You have just purchased a new warehouse. To finance the purchase, you have arranged for a 30-year mortgage loan for 80 percent of the $2,800,000 purchase price. The monthly payment on the loan will be $22,000.

a. What is the effective annual rate (EAR) on this loan?

80% of2800000 = 2240000

2240000 = 22000( 1 - (1+i)^-360)/i
101.81818.. = ( 1 - (1+i)^-360)/i

101.818182i = 1 - (1+i)^-360
(1+i)^-360 = 1 - 101.818182 i

Now that is tough equation to solve.
In the "olden days" we used interpolation.
Even Wolfram, at least in its simple version, cannot handle it
http://www.wolframalpha.com/input/?i=solve+1%2F%281%2Bx%29%5E360+%3D+1+-+101.81x

let's try some values:
i = .04
PV = 22000(1 - (1.04)^-360)/.04 = 550,000 way off! , expecting appr 224,000
i = .01
PV = 22000(1 - 1.01^-360)/.01 = 2,138,803.28
not bad
i = .0005
PV = 22000(1 - 1.005^-360)/.005 = 3,669.415 , rate is too low

.01 was very close

let i = .0099
PV = 22000(1 - 1.0099^-360)/.0099 = 2,158.164 , even better

let i = .0095
PV = 22000(1 - 1.0095^-360)/.0095 = 2,238,801, a bit too low
let i = .0094
PV = 22000(1 - 1.0094^-360)/.0094 = 2,259794 , a bit too high

do you get the idea?
we could get as close as we want with a good calculator
but the monthly rate has to be between .0095 and .0094
I will guess at .00945
so the effective annual rate is 12(.00945) = .1134
or 11.34%

To calculate the Effective Annual Rate (EAR) on a loan, you need to consider two factors: the nominal interest rate and the compounding period. The nominal interest rate is the yearly interest rate, and the compounding period is the frequency at which interest is calculated and added to the loan balance.

In this case, we are given the monthly payment on the loan, but we need to find the nominal interest rate and the compounding period. Since the loan term is 30 years, we can assume that the compounding period is monthly.

To find the nominal interest rate, we need to use the loan payment formula:

Loan Payment = Principal * (r * (1 + r)^n) / ((1 + r)^n - 1)

Where:
- Loan Payment is $22,000
- Principal is 80% of $2,800,000, which is $2,240,000
- r is the monthly interest rate
- n is the number of compounding periods, which is 30 years * 12 months

Rearranging the formula to solve for r, we get:

r = (Loan Payment * ((1 + r)^n - 1)) / (Principal * (1 + r)^n)

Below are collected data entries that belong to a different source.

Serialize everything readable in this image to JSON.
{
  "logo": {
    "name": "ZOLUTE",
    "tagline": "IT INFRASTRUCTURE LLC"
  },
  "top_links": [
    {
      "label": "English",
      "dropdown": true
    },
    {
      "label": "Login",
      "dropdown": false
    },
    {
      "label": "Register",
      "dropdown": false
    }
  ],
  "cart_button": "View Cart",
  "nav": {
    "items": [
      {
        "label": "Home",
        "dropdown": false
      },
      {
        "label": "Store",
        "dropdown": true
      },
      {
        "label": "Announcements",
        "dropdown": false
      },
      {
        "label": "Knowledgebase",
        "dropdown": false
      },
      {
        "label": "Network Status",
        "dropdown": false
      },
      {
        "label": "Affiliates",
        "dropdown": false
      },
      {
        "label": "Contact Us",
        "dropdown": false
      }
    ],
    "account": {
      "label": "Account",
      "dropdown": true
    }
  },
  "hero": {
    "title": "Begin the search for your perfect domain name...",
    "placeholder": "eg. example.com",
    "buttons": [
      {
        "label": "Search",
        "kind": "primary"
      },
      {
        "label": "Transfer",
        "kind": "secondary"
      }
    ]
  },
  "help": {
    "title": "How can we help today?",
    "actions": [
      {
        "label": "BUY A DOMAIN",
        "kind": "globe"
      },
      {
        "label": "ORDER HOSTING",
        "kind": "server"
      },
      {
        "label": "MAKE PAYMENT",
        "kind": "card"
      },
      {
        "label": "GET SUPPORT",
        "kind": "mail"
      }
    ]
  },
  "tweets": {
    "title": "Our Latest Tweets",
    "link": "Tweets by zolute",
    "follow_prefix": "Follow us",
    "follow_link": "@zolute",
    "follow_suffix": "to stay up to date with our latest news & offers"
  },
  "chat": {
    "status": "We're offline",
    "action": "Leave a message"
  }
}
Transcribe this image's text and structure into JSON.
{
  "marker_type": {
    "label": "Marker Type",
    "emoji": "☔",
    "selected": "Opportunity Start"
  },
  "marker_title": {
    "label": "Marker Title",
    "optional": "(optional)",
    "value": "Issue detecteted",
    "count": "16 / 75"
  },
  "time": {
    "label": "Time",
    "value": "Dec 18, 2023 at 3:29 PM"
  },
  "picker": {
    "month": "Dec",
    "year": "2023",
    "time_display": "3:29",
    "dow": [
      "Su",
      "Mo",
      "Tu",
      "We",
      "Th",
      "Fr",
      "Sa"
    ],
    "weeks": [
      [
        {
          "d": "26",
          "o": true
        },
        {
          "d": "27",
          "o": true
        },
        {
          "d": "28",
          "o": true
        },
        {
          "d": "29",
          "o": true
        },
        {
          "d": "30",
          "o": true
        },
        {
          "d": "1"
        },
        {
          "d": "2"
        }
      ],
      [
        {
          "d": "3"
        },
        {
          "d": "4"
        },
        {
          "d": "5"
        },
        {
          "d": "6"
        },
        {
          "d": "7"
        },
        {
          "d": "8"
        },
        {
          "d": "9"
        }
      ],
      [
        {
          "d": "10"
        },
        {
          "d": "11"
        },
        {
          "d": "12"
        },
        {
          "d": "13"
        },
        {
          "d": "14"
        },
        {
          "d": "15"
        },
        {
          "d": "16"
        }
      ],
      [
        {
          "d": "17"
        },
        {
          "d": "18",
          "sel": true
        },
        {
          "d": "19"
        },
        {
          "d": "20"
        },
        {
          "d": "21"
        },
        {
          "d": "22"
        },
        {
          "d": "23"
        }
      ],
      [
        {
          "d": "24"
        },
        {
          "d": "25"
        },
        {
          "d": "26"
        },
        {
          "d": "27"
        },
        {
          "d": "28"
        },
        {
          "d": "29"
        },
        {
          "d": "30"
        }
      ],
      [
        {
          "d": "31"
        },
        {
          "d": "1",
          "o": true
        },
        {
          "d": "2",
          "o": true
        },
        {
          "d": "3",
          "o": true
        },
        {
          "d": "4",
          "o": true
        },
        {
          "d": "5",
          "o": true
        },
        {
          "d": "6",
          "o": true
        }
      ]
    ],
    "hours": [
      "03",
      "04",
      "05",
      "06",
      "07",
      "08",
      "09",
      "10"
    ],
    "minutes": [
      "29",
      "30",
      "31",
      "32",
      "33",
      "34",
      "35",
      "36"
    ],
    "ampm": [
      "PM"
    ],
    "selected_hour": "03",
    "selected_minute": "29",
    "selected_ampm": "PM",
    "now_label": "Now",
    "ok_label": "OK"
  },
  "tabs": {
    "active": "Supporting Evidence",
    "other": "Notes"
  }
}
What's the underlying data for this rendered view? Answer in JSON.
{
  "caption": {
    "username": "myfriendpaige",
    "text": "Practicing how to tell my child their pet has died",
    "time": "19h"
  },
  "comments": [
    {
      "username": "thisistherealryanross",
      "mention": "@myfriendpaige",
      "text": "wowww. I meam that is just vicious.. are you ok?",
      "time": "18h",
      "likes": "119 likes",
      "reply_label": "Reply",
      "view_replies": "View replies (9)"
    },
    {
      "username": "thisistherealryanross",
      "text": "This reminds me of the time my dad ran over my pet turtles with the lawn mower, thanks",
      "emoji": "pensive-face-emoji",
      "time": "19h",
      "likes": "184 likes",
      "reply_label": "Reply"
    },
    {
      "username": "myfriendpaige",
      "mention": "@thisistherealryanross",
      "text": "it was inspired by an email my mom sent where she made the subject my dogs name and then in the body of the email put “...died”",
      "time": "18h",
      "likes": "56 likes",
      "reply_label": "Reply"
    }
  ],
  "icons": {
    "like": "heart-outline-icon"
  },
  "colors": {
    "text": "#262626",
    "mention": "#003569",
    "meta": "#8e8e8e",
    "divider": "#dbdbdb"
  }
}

To find the nominal interest rate, we can use an iterative approach, such as the Newton-Raphson method or trial and error:

1. Start with an initial guess for r (e.g., 0.01, or 1%)
2. Plug in the values into the formula and calculate the left-hand side of the equation.
3. Compare the calculated value with the right-hand side of the equation (Loan Payment * ((1 + r)^n - 1)) / (Principal * (1 + r)^n).
4. If the calculated value is equal to the right-hand side of the equation, the initial guess is the correct nominal interest rate.
5. If the calculated value is higher, increase the guess for r, and if it is lower, decrease the guess for r. Repeat steps 2-5 until you find the correct nominal interest rate.

Once you have found the nominal interest rate, you can convert it into the Effective Annual Rate (EAR), which takes into account the compounding:

EAR = (1 + r)^c - 1

Where:
- r is the nominal interest rate
- c is the number of compounding periods (in this case, 12 since it's a monthly compounding period)

Substitute the values into the formula to calculate the Effective Annual Rate (EAR).

Keep in mind that this calculation assumes that the loan payment remains constant over the entire loan term and does not consider any additional fees or charges associated with the loan. It's always advisable to consult with a financial professional or use specialized loan calculators to get more accurate results.